The L--O--N--G Diagnostic Phase
I’m glad that my personal physician is sharp and attentive. I only see her once a year because I never get sick. But when she saw my complete blood count (CBC) in August, she called in the calvary. She got me in to see a hematologist as soon as possible, and from early September, Dr. Julia became my doctor. She drew about ten vials of blood and sent me home for a month.
Then I came back and she ordered a bone marrow aspiration and biopsy. That procedure was an easy one, thanks, probably, to hordes of screaming meemies who, on previous occasions, had to be held down while the doctor excavated their hip for bone marrow. After years of that, the doctors at Providence Hospital decided to be more humane and offer sedation. Boy, was I born in the right century! I didn’t feel a thing. Out like a light and home in a few hours.
This bone marrow biopsy eliminated blood cancer, although it didn’t say what I did have. Yay. I was home free!

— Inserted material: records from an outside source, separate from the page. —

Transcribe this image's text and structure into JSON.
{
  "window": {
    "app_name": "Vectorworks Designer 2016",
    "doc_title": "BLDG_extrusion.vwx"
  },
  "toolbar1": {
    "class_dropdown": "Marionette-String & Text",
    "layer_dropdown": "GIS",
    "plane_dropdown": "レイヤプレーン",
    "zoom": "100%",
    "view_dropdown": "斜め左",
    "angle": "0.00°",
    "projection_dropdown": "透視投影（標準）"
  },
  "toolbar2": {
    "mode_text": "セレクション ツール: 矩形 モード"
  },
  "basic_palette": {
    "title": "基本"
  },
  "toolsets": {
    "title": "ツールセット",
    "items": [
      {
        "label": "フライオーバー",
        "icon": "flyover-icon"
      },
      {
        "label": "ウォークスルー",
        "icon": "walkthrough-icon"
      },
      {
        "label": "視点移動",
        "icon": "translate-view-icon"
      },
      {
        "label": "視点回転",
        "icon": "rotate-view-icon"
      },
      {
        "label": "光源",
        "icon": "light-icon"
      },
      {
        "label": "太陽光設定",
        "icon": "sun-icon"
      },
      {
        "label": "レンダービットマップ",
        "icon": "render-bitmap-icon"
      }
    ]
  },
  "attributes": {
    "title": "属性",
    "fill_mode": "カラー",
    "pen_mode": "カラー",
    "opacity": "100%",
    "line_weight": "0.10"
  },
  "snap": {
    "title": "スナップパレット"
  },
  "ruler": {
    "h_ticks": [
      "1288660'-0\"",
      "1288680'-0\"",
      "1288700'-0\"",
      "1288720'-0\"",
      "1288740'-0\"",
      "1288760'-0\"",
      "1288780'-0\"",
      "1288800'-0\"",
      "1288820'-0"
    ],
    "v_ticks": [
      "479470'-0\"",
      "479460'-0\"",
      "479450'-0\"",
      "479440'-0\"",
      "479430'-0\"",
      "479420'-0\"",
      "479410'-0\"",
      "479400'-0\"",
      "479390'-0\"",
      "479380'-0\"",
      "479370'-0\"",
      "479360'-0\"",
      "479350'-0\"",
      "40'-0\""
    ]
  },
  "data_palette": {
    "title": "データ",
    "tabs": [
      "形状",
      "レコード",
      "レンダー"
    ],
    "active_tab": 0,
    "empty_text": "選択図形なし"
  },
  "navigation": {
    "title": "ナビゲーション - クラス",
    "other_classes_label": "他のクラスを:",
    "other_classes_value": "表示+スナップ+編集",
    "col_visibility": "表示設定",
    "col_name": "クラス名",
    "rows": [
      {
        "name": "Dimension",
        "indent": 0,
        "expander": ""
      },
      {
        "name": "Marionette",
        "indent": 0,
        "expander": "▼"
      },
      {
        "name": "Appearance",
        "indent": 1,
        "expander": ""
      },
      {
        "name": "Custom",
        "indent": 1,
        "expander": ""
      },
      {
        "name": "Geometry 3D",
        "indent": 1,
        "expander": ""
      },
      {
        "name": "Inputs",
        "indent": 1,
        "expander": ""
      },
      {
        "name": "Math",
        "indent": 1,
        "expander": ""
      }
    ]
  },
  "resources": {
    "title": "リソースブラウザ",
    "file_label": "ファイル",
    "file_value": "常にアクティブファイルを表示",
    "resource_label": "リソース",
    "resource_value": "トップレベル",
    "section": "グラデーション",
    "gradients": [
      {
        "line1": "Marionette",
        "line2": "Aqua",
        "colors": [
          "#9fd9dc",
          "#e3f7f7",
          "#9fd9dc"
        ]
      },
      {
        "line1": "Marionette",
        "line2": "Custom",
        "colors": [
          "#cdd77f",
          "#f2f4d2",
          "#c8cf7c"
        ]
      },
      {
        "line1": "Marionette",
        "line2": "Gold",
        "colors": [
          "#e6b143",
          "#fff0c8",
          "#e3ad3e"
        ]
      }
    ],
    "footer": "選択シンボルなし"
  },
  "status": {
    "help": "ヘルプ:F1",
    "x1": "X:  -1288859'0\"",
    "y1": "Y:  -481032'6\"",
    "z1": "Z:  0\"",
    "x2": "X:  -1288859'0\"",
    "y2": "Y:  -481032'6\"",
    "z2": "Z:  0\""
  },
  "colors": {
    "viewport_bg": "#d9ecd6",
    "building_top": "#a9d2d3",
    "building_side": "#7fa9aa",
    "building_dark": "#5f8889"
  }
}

Dr. Julia, based on that bone marrow report, diagnosed me with L-HES, a rare blood disorder that occurs in about .03 percent of the population. I will write this once so I don’t have to write it again: lymphocytic-hypereosinophilic syndrome. So few people have gotten it that very little is known about it. And my chances of getting it? So, yes, she was skeptical. But it’s not a benign condition. It is treated with steroids, and if that doesn’t kill all the eosinophils in my blood, they will eventually invade my organs and kill me from that. So I sat around stewing with that diagnosis, eventually telling concerned family and friends Dr. Julia’s diagnosis.
Not so fast, sister! Dr. Julia is thorough and relentless. She wasn’t satisfied, so she ordered a PET scan. That was another easy procedure. I swear, the people at Providence Hospital really know how to coddle their patients. They gave me two (2) Ambien to take for the hour while I was waiting for the scan—so I would sleep while the radioactive agent was circulating in my system.

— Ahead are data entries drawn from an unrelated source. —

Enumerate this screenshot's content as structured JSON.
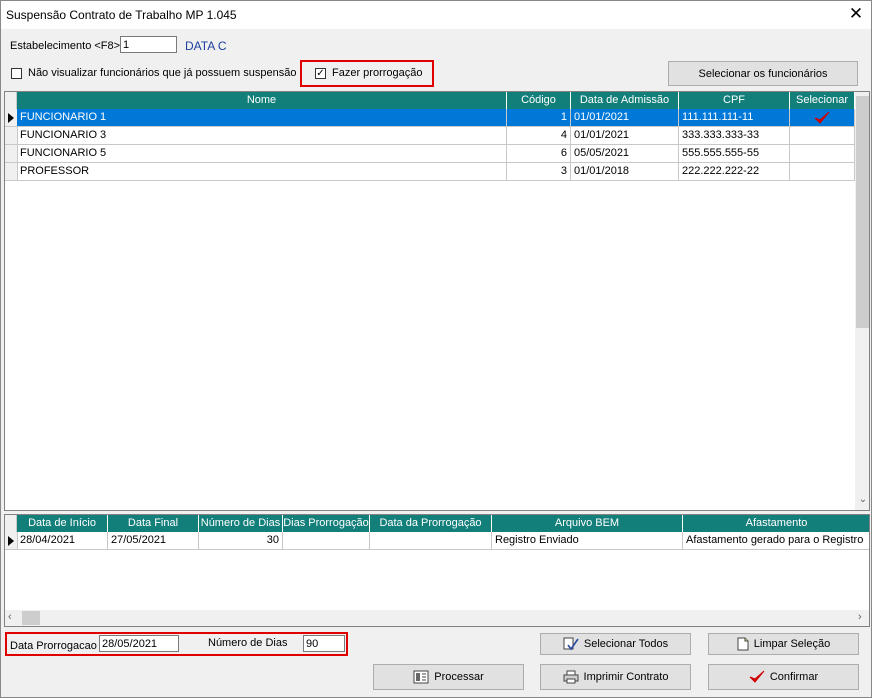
{
  "window": {
    "title": "Suspensão Contrato de Trabalho MP 1.045"
  },
  "header": {
    "estab_label": "Estabelecimento <F8>",
    "estab_value": "1",
    "estab_name": "DATA C",
    "hide_label": "Não visualizar funcionários que já possuem suspensão",
    "hide_checked": false,
    "prorrog_label": "Fazer prorrogação",
    "prorrog_checked": true,
    "select_employees_button": "Selecionar os funcionários"
  },
  "employees": {
    "columns": [
      "Nome",
      "Código",
      "Data de Admissão",
      "CPF",
      "Selecionar"
    ],
    "rows": [
      {
        "nome": "FUNCIONARIO 1",
        "codigo": "1",
        "admissao": "01/01/2021",
        "cpf": "111.111.111-11",
        "selected": true,
        "current": true
      },
      {
        "nome": "FUNCIONARIO 3",
        "codigo": "4",
        "admissao": "01/01/2021",
        "cpf": "333.333.333-33",
        "selected": false,
        "current": false
      },
      {
        "nome": "FUNCIONARIO 5",
        "codigo": "6",
        "admissao": "05/05/2021",
        "cpf": "555.555.555-55",
        "selected": false,
        "current": false
      },
      {
        "nome": "PROFESSOR",
        "codigo": "3",
        "admissao": "01/01/2018",
        "cpf": "222.222.222-22",
        "selected": false,
        "current": false
      }
    ]
  },
  "suspensions": {
    "columns": [
      "Data de Início",
      "Data Final",
      "Número de Dias",
      "Dias Prorrogação",
      "Data da Prorrogação",
      "Arquivo BEM",
      "Afastamento"
    ],
    "rows": [
      {
        "inicio": "28/04/2021",
        "final": "27/05/2021",
        "dias": "30",
        "dias_prorrog": "",
        "data_prorrog": "",
        "arquivo": "Registro Enviado",
        "afastamento": "Afastamento gerado para o Registro"
      }
    ]
  },
  "footer": {
    "data_prorrog_label": "Data Prorrogacao",
    "data_prorrog_value": "28/05/2021",
    "num_dias_label": "Número de Dias",
    "num_dias_value": "90",
    "select_all_button": "Selecionar Todos",
    "clear_button": "Limpar Seleção",
    "process_button": "Processar",
    "print_button": "Imprimir Contrato",
    "confirm_button": "Confirmar"
  },
  "colors": {
    "header_bg": "#137f7a",
    "selection": "#0078d7",
    "highlight": "#e00000",
    "check": "#d00000"
  }
}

The exasperated radiologist said she couldn’t even pronounce what she was looking for. And then she caught me using my cell phone and reprimanded me,
“Don’t use your brains, Marilea. That’s what the Ambien was for. Just go to sleep!”

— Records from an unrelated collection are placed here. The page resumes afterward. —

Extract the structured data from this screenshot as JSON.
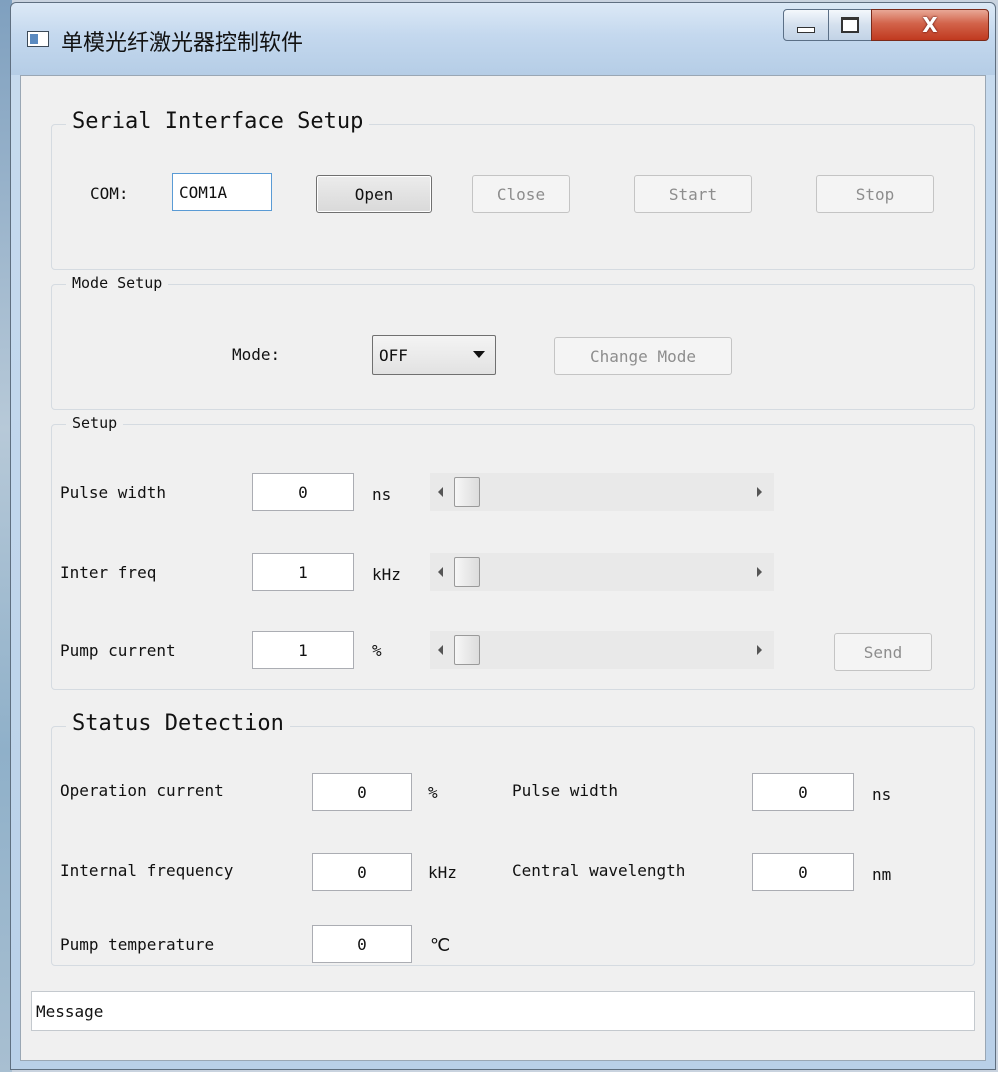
{
  "window": {
    "title": "单模光纤激光器控制软件",
    "icons": {
      "minimize": "minimize-icon",
      "maximize": "maximize-icon",
      "close": "close-icon"
    },
    "close_glyph": "X"
  },
  "serial": {
    "legend": "Serial Interface Setup",
    "com_label": "COM:",
    "com_value": "COM1A",
    "open_label": "Open",
    "close_label": "Close",
    "start_label": "Start",
    "stop_label": "Stop"
  },
  "mode": {
    "legend": "Mode Setup",
    "mode_label": "Mode:",
    "selected": "OFF",
    "change_label": "Change Mode"
  },
  "setup": {
    "legend": "Setup",
    "rows": [
      {
        "label": "Pulse width",
        "value": "0",
        "unit": "ns",
        "slider_level": 0
      },
      {
        "label": "Inter freq",
        "value": "1",
        "unit": "kHz",
        "slider_level": 0
      },
      {
        "label": "Pump current",
        "value": "1",
        "unit": "%",
        "slider_level": 0
      }
    ],
    "send_label": "Send"
  },
  "status": {
    "legend": "Status Detection",
    "operation_current": {
      "label": "Operation current",
      "value": "0",
      "unit": "%"
    },
    "pulse_width": {
      "label": "Pulse width",
      "value": "0",
      "unit": "ns"
    },
    "internal_frequency": {
      "label": "Internal frequency",
      "value": "0",
      "unit": "kHz"
    },
    "central_wavelength": {
      "label": "Central wavelength",
      "value": "0",
      "unit": "nm"
    },
    "pump_temperature": {
      "label": "Pump temperature",
      "value": "0",
      "unit": "℃"
    }
  },
  "message": "Message",
  "colors": {
    "close_button": "#c0391f",
    "focus_border": "#5a9bd5",
    "titlebar": "#c4d8ee"
  }
}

After an hour, I sleepwalked into the machine and kept sleeping through the procedure. Then Gene drove me home. But the results were troublesome. Dr. Julia found some “hot spots” (activity that often means cancer) in my groin and said I should have a lymph node biopsy, looking for what might be causing them.
And so, I graduated to expensive procedure #3. I am grateful for many things in my life, but excellent health insurance—which I earned from my years as a teacher—approved and paid for them all. A welcome silver lining in this cloud hanging over me.